Des figures d’émancipation en territoire mouvant
Les jeunes femmes, notamment en milieu rural, incarnent des figures de transition et d’émancipation. Elles se trouvent à l’intersection de multiples tensions : celles d’un environnement en constante mutation, de politiques publiques insuffisantes, et de conditions socio-économiques précaires, notamment pour les travailleuses saisonnières.
Elles doivent se construire et affirmer leur place dans une société où les inégalités structurelles demeurent fortes.
Une nouvelle génération en quête d’identité
Samira Mizbar met en lumière un véritable bouleversement générationnel : selon elle, les anciennes catégories d’analyse ne permettent plus de comprendre les dynamiques actuelles. Les jeunes, et particulièrement les jeunes femmes, façonnent désormais leurs identités à travers un accès massif aux réseaux sociaux et à l'information mondiale. Cette évolution oblige les décideurs à repenser en profondeur les politiques d’émancipation et d’inclusion économique.
Elle pointe également les limites des outils statistiques actuels, qui tendent à invisibiliser des réalités sociales fondamentales, comme celle de « l’homme au foyer », contribuant ainsi à des politiques publiques déconnectées des besoins réels. Pour Mizbar, « les données statistiques ne sont jamais neutres : elles sont le reflet d’un cadre de pensée et influencent la manière dont on conçoit les rapports sociaux ».
En guise d’illustration, elle évoque la baisse préoccupante du taux de participation économique des femmes, passé de 29 % à 19 %. Un chiffre qui, au-delà du constat, appelle à questionner les causes structurelles de cette régression : quels obstacles systémiques persistent ? Quels freins empêchent encore l’autonomisation réelle des femmes ?
Elle insiste aussi sur la nécessité d’élargir la notion de violence, en y intégrant la violence économique et institutionnelle, qui freine de manière significative l’émancipation des femmes.
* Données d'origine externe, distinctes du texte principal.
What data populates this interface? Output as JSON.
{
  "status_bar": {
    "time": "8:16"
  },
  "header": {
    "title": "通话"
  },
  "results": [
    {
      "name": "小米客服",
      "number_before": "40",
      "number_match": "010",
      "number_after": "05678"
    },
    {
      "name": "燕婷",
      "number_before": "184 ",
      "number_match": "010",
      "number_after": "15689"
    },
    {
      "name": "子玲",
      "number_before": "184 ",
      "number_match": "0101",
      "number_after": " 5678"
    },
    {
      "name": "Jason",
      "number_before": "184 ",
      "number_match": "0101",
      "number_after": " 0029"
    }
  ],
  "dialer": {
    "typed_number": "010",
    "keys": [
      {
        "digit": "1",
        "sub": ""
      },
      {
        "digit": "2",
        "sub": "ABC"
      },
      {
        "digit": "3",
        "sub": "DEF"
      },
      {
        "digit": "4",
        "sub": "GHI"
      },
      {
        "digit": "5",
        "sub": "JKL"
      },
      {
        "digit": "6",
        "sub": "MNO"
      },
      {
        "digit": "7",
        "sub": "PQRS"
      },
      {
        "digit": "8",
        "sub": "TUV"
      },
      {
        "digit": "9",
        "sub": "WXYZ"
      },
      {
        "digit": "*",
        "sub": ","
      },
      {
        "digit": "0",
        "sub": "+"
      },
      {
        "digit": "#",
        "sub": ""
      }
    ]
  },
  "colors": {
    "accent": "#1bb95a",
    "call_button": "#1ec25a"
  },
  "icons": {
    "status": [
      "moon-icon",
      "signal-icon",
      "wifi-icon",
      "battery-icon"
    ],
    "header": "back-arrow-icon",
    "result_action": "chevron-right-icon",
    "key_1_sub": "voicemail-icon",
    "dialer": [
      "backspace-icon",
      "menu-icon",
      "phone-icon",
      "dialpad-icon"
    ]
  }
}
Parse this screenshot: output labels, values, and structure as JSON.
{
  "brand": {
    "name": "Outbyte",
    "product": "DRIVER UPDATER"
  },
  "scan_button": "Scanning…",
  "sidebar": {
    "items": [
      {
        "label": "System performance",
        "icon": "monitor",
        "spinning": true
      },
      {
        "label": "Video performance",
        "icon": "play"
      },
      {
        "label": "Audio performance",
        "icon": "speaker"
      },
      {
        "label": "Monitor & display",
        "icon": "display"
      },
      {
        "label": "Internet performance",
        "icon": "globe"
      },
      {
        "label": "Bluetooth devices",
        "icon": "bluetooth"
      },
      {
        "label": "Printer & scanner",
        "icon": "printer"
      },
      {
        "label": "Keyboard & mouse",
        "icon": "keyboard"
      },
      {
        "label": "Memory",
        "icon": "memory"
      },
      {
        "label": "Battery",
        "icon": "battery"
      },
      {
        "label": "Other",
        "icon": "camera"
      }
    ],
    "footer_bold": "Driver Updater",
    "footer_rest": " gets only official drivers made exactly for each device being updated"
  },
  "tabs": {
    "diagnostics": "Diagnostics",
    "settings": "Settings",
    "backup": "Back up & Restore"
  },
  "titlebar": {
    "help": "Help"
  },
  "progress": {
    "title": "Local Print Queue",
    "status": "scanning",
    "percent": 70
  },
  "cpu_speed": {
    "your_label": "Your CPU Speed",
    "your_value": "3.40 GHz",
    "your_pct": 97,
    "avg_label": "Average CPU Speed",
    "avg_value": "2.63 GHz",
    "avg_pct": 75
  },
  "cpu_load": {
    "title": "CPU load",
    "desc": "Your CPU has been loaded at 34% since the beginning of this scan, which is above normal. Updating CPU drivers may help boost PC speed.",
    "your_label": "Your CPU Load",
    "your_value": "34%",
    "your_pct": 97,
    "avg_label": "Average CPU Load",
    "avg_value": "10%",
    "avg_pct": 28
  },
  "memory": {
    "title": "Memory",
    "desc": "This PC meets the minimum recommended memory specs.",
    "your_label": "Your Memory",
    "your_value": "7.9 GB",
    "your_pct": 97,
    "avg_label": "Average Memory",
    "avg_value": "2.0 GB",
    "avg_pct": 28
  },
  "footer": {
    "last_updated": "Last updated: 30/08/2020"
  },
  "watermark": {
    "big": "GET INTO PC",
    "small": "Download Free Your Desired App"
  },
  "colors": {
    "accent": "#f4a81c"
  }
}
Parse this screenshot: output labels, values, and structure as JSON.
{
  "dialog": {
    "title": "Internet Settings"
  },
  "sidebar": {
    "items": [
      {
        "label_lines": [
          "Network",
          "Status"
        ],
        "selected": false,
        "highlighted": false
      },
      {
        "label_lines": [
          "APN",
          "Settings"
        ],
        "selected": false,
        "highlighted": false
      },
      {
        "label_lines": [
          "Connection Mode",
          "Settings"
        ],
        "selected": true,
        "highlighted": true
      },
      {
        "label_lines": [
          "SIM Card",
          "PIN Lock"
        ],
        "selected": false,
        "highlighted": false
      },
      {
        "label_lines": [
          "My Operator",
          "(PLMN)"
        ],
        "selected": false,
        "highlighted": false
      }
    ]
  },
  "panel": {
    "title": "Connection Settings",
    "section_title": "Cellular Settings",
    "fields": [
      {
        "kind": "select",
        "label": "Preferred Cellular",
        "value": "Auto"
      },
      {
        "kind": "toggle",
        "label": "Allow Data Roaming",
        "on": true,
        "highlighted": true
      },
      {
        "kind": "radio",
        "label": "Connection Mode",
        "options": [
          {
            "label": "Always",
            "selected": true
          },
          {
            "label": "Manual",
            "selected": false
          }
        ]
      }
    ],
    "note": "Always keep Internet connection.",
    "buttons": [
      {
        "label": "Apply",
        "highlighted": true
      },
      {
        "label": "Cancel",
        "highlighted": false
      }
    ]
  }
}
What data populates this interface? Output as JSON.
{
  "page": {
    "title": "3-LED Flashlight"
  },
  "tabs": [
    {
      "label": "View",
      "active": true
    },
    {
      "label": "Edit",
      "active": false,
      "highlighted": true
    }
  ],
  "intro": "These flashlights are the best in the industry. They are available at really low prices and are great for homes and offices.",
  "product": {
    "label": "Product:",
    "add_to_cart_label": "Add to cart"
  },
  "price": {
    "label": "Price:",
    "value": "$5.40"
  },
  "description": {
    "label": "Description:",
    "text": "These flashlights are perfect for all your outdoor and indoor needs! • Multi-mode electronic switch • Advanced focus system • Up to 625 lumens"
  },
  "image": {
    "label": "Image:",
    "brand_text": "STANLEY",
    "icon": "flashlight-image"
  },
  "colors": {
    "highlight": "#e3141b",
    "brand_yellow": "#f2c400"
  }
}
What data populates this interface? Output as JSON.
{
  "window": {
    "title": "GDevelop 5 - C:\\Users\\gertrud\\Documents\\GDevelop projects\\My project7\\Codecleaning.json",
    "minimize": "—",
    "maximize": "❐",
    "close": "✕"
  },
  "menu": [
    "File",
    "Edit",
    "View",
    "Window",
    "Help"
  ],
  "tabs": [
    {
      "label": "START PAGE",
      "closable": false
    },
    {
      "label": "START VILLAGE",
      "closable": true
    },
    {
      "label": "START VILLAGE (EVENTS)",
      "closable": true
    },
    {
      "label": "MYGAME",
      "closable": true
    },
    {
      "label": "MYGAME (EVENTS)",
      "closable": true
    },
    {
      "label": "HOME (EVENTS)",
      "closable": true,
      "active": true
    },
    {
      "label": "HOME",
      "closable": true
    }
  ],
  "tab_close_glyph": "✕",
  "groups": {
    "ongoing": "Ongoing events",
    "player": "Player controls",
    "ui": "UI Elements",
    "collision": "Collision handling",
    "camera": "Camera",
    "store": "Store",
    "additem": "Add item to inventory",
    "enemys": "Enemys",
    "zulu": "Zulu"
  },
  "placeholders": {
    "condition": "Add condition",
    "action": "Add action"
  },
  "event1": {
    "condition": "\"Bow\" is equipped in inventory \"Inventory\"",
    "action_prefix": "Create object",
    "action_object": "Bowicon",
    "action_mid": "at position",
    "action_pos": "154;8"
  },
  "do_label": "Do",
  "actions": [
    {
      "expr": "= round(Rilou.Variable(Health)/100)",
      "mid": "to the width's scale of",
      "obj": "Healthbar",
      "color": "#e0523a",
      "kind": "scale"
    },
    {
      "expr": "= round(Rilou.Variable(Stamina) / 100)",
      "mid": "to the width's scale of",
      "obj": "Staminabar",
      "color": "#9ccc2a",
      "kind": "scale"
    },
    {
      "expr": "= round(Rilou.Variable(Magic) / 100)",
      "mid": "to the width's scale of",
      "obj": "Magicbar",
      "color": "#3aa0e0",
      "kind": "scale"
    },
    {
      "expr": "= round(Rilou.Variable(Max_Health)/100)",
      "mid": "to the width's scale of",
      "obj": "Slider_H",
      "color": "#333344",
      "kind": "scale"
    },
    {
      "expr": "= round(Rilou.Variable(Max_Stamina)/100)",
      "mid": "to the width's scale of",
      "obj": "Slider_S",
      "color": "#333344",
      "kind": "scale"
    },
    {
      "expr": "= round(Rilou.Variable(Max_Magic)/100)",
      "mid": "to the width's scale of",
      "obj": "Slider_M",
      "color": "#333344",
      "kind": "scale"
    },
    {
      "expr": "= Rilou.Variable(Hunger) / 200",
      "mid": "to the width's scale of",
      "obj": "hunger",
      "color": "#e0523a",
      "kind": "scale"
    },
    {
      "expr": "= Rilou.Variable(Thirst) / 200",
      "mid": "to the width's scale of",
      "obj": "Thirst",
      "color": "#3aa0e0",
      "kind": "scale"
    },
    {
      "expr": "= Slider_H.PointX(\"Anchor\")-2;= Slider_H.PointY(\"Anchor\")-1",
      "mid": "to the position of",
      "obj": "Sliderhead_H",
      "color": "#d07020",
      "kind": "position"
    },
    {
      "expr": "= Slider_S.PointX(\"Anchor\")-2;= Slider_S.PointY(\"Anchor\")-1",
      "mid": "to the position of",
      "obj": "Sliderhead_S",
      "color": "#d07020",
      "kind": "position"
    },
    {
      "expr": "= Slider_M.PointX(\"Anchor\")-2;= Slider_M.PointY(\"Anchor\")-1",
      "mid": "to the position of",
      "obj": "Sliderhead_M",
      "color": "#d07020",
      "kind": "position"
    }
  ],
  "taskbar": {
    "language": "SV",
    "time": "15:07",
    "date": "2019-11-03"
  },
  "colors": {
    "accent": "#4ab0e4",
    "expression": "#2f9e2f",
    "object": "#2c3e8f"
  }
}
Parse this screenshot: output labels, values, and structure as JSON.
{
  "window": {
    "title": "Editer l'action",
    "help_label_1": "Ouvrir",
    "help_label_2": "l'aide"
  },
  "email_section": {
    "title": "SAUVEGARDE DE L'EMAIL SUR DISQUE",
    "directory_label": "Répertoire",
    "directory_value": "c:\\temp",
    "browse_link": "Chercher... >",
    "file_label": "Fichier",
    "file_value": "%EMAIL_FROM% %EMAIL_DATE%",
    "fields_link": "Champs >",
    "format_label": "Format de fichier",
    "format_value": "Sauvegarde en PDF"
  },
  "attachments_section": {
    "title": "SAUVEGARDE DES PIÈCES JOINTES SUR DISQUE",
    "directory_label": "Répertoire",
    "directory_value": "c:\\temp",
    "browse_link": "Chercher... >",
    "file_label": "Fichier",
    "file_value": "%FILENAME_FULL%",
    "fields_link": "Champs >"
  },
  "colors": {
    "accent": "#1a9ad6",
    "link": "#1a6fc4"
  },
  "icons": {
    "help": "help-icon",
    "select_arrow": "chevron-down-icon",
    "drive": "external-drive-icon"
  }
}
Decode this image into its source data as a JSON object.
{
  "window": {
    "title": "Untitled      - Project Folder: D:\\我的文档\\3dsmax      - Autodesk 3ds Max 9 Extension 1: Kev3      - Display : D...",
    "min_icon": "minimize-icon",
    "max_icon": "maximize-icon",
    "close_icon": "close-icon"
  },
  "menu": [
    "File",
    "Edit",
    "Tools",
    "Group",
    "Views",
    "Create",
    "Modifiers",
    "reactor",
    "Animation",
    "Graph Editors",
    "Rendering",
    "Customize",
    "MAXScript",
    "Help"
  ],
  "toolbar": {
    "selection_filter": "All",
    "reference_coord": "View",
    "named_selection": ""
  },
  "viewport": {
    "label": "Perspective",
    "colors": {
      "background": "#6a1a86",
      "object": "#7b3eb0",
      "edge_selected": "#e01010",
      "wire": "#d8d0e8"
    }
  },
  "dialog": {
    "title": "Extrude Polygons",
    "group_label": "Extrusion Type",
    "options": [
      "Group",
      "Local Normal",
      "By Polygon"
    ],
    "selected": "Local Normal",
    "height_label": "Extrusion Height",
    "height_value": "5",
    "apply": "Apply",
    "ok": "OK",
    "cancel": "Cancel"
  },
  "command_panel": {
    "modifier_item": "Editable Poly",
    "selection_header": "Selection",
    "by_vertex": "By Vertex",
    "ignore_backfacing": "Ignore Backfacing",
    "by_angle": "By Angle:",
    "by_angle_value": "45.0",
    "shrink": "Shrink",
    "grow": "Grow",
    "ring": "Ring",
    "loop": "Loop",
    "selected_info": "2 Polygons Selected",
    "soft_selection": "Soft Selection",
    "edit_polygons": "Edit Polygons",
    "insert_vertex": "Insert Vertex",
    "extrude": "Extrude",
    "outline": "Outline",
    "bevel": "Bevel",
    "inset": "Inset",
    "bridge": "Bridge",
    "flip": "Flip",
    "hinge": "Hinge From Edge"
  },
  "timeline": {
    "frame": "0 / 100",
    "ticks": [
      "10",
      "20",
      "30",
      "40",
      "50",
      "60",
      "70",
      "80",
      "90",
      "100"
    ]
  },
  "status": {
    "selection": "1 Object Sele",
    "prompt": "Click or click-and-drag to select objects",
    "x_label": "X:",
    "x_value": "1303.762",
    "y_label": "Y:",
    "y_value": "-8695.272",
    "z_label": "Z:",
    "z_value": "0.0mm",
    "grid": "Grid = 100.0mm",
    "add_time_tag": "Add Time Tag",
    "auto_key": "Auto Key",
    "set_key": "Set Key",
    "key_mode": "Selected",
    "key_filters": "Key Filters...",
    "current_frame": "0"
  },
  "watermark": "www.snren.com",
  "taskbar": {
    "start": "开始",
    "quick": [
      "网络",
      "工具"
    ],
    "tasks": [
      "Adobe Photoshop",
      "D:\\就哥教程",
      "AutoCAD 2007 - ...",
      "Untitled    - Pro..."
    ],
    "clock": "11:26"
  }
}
L’absence d’infrastructures sanitaires adaptées dans les établissements scolaires, par exemple, a un impact direct sur la scolarisation des filles, illustrant la façon dont des détails logistiques traduisent des inégalités systémiques.
Travailleuses saisonnières : entre stéréotypes et précarité
De son côté, Chadia Arab revient sur la migration circulaire féminine entre le Maroc et l’Espagne, souvent présentée comme un modèle de réussite, mais dont les dessous révèlent de fortes disparités. Elle rappelle que ce programme cible exclusivement des femmes rurales, souvent très précaires, choisies selon des critères stéréotypés qui les décrivent comme plus « dociles » et aptes aux travaux agricoles minutieux, comme la cueillette de fraises.
Cette migration, loin d’être un simple parcours professionnel, s’accompagne d’une grande précarité : conditions de travail rudes, éloignement familial, et exposition à diverses formes de violences, notamment sexuelles, longtemps passées sous silence. Bien que certaines initiatives de formation et d'autonomisation aient vu le jour, la fin brutale du programme principal a laissé de nombreuses femmes sans ressources ni accompagnement.
Pour Arab, il est urgent de penser la migration au prisme de la justice sociale, raciale et de genre. Cela suppose de dépasser les approches strictement économiques et technocratiques qui dominent encore les politiques migratoires.
Elle souligne également le rôle indispensable des médias et des mobilisations collectives pour rendre visibles ces réalités et faire avancer ces luttes. C’est en rendant audibles ces voix longtemps marginalisées que l’on pourra véritablement œuvrer à des transformations sociales durables et justes.